Get to know Tin Tin – a distinctive and minimalist restaurant interior artwork, designed by Renesa Architecture Studio. Inspired by Indian craftsmanship, this Pan-Asian restaurant is located in Chandigarh, India.
Tin Tin, which opened this year, takes place at The Toy Hotel in Chandigarh and is completely out of the box.
Besides the food experience, the guests will surely have an involvement with the restaurant’s interior design – an exquisite and minimalist modern interpretation of Indian Craftmanship. This artwork is designed by Renesa – a New Delhi-based architecture and interior designer that embraced this grotto-like space with unique characteristics, confronting the expectations and unsettling hospitality standards.
This 1500ft² ft labyrinth-like configurated restaurant interior is filled with a variety of broad arches, shaped roofs, and sinuous worked furniture, which gives unique and exuberant sensations while having its interior dominated by geometric grids that Renesa describes as a ‘mosaic matrix’ that delivers a quieting and Zen feel. Renesa focused on this sense of ‘Zen,’ conceptualizing it as a local sensibility that was ingeniously borrowed from Indian materiality.
An eye for detail discovered a new significance when Tin Tin was designed, satisfying the sharpened plan vision held onto by the restaurant’s very much voyaged co-founder duo.
With Punjab’s traditional materials and techniques, it was possible to construct this hospitality masterpiece that stands out for its undisputed cauldron of minimalist and indigenous materiality. The restaurant interior is entirely inspired by Indian craftsmanship, creating a modern interpretation, opening up horizons with its pan-Asian menu and dominated by South Asian flavors.
The unorthodox blend of these drastically contrasting elements – the combination of tangled layouts and shapely structures with geometric terrazzo mosaics, that reside all over the space – is why the restaurant interior is so strong and powerful and delivers a sense of visual dynamism.
Tin Tin’s gingham-like stone mosaics are the main feature of the restaurant’s interior design project. They’re present in the whole area, covering the floor, walls, and built-in furnishings. It was only possible because the local craftsman worked hand-laid for half a year on each mosaics piece, using 60 skilled stonemasons to hand-cut, polish, buff, and install, giving authenticity to the project. This allowed the creation of a three-dimensional geometric embroidered artwork where the crooked forms unpretentiously arise through the selective utilization of deep shades of jade, brown, white and grey-beige stone trims.

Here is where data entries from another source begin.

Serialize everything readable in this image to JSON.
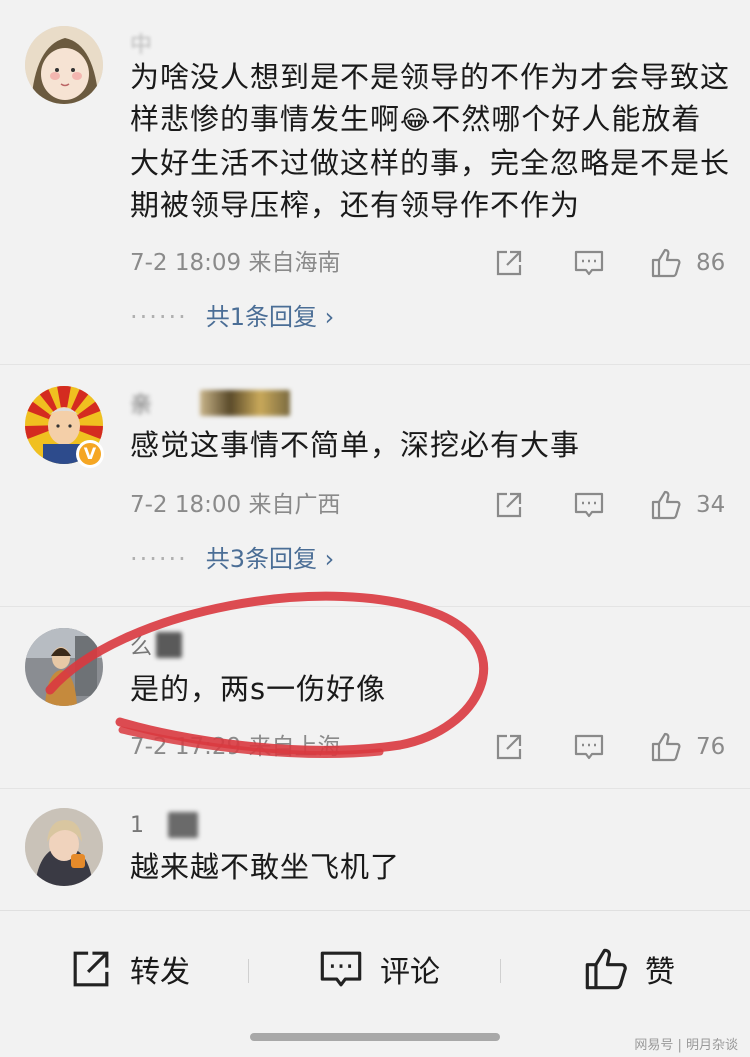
{
  "comments": [
    {
      "username": "中",
      "text": "为啥没人想到是不是领导的不作为才会导致这样悲惨的事情发生啊",
      "emoji": "😂",
      "text2": "不然哪个好人能放着大好生活不过做这样的事，完全忽略是不是长期被领导压榨，还有领导作不作为",
      "meta": "7-2 18:09  来自海南",
      "likes": "86",
      "replies": "共1条回复 ›"
    },
    {
      "username": "亲　　",
      "text": "感觉这事情不简单，深挖必有大事",
      "meta": "7-2 18:00  来自广西",
      "likes": "34",
      "replies": "共3条回复 ›",
      "verified": "V"
    },
    {
      "username": "么",
      "text": "是的，两s一伤好像",
      "meta": "7-2 17:29  来自上海",
      "likes": "76"
    },
    {
      "username": "1",
      "text": "越来越不敢坐飞机了"
    }
  ],
  "dots": "······",
  "bottom_bar": {
    "repost": "转发",
    "comment": "评论",
    "like": "赞"
  },
  "watermark": "网易号 | 明月杂谈",
  "colors": {
    "background": "#f2f2f2",
    "reply_link": "#4b6e96",
    "annotation_red": "#d9393f",
    "verified_badge": "#f5a623"
  },
  "icons": [
    "share-icon",
    "comment-icon",
    "like-icon"
  ]
}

This sculptural tumult is composed of graphic shapes portrayed by the dominant scheme of hues that are accentuated by the curvilinear silhouettes of the furnishings, both built-in and freestanding, that stitch into the space in an organic form. The same happens with the suspended ceilings panels and the rows of saucer-like lights in the focal eating area that complete the restaurant, lending it a somewhat futuristic feeling that contrasts with the handiwork of stonemasons. Interestingly, the methodical grid of circular pendants complements the mosaics in the restaurant interior.

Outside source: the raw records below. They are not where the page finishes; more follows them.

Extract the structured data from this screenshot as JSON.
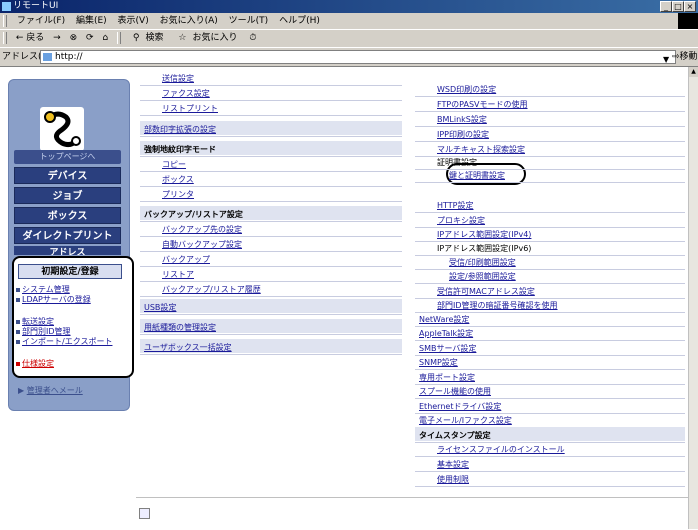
{
  "window": {
    "title": "リモートUI",
    "buttons": [
      "_",
      "□",
      "×"
    ]
  },
  "menubar": [
    "ファイル(F)",
    "編集(E)",
    "表示(V)",
    "お気に入り(A)",
    "ツール(T)",
    "ヘルプ(H)"
  ],
  "toolbar": {
    "back": "← 戻る",
    "forward": "→",
    "search": "検索",
    "favorites": "お気に入り"
  },
  "address": {
    "label": "アドレス(D)",
    "value": "http://",
    "go": "移動"
  },
  "nav": {
    "top": "トップページへ",
    "buttons": [
      "デバイス",
      "ジョブ",
      "ボックス",
      "ダイレクトプリント",
      "アドレス"
    ],
    "submenu_title": "初期設定/登録",
    "submenu": [
      "システム管理",
      "LDAPサーバの登録",
      "転送設定",
      "部門別ID管理",
      "インポート/エクスポート",
      "仕様設定"
    ],
    "admin_mail": "管理者へメール"
  },
  "middle": {
    "items": [
      {
        "text": "送信設定",
        "kind": "link",
        "indent": true
      },
      {
        "text": "ファクス設定",
        "kind": "link",
        "indent": true
      },
      {
        "text": "リストプリント",
        "kind": "link",
        "indent": true
      },
      {
        "text": "部数印字拡張の設定",
        "kind": "link-band"
      },
      {
        "text": "強制地紋印字モード",
        "kind": "label"
      },
      {
        "text": "コピー",
        "kind": "link",
        "indent": true
      },
      {
        "text": "ボックス",
        "kind": "link",
        "indent": true
      },
      {
        "text": "プリンタ",
        "kind": "link",
        "indent": true
      },
      {
        "text": "バックアップ/リストア設定",
        "kind": "label"
      },
      {
        "text": "バックアップ先の設定",
        "kind": "link",
        "indent": true
      },
      {
        "text": "自動バックアップ設定",
        "kind": "link",
        "indent": true
      },
      {
        "text": "バックアップ",
        "kind": "link",
        "indent": true
      },
      {
        "text": "リストア",
        "kind": "link",
        "indent": true
      },
      {
        "text": "バックアップ/リストア履歴",
        "kind": "link",
        "indent": true
      },
      {
        "text": "USB設定",
        "kind": "link-band"
      },
      {
        "text": "用紙種類の管理設定",
        "kind": "link-band"
      },
      {
        "text": "ユーザボックス一括設定",
        "kind": "link-band"
      }
    ]
  },
  "right": {
    "items": [
      {
        "text": "WSD印刷の設定",
        "kind": "link",
        "indent": true
      },
      {
        "text": "FTPのPASVモードの使用",
        "kind": "link",
        "indent": true
      },
      {
        "text": "BMLinkS設定",
        "kind": "link",
        "indent": true
      },
      {
        "text": "IPP印刷の設定",
        "kind": "link",
        "indent": true
      },
      {
        "text": "マルチキャスト探索設定",
        "kind": "link",
        "indent": true
      },
      {
        "text": "証明書設定",
        "kind": "label",
        "indent": true
      },
      {
        "text": "鍵と証明書設定",
        "kind": "link",
        "indent": true,
        "sub": true
      },
      {
        "text": "HTTP設定",
        "kind": "link",
        "indent": true
      },
      {
        "text": "プロキシ設定",
        "kind": "link",
        "indent": true
      },
      {
        "text": "IPアドレス範囲設定(IPv4)",
        "kind": "link",
        "indent": true
      },
      {
        "text": "IPアドレス範囲設定(IPv6)",
        "kind": "label",
        "indent": true
      },
      {
        "text": "受信/印刷範囲設定",
        "kind": "link",
        "indent": true,
        "sub": true
      },
      {
        "text": "設定/参照範囲設定",
        "kind": "link",
        "indent": true,
        "sub": true
      },
      {
        "text": "受信許可MACアドレス設定",
        "kind": "link",
        "indent": true
      },
      {
        "text": "部門ID管理の暗証番号確認を使用",
        "kind": "link",
        "indent": true
      },
      {
        "text": "NetWare設定",
        "kind": "link"
      },
      {
        "text": "AppleTalk設定",
        "kind": "link"
      },
      {
        "text": "SMBサーバ設定",
        "kind": "link"
      },
      {
        "text": "SNMP設定",
        "kind": "link"
      },
      {
        "text": "専用ポート設定",
        "kind": "link"
      },
      {
        "text": "スプール機能の使用",
        "kind": "link"
      },
      {
        "text": "Ethernetドライバ設定",
        "kind": "link"
      },
      {
        "text": "電子メール/Iファクス設定",
        "kind": "link"
      },
      {
        "text": "タイムスタンプ設定",
        "kind": "label"
      },
      {
        "text": "ライセンスファイルのインストール",
        "kind": "link",
        "indent": true
      },
      {
        "text": "基本設定",
        "kind": "link",
        "indent": true
      },
      {
        "text": "使用制限",
        "kind": "link",
        "indent": true
      }
    ]
  }
}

Renesa has complemented the restaurant interior with leather-upholstered deep green banquettes and dining chairs, both with tubular backs. The chairs offer even more curvaceous forms to the area while adding soft accents. They are placed around tables that wind through the space, some of them are tucked into light-filled nooks next to windows.

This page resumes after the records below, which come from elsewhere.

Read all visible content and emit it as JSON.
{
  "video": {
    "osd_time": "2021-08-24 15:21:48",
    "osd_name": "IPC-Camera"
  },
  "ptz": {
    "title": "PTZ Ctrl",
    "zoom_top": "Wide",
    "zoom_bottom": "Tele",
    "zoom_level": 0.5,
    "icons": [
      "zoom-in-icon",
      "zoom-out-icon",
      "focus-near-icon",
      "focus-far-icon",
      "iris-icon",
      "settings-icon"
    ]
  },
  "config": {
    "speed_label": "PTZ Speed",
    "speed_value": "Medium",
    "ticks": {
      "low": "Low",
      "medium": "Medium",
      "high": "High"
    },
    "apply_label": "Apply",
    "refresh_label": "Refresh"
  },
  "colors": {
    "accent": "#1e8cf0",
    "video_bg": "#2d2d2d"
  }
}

Supported by a many-sided organization of arched portals and winding counters, the labyrinthic design conveys a feeling of wonder and secret. In a more down-to-earth sense, the labyrinth-like setup makes an assortment of feasting zones that reach from independent high tables and private feasting nooks to snaking community tables, permitting the venue to metamorphose from a quiet restaurant during the day to a high energy lounge in the evening time easily.
The outcome of this unique restaurant interior design project is a space filled with authenticity that gives at the same time a minimalist sensation due to its graphic homogeneity while being proudly excessively in its sculptural abstraction and material richness.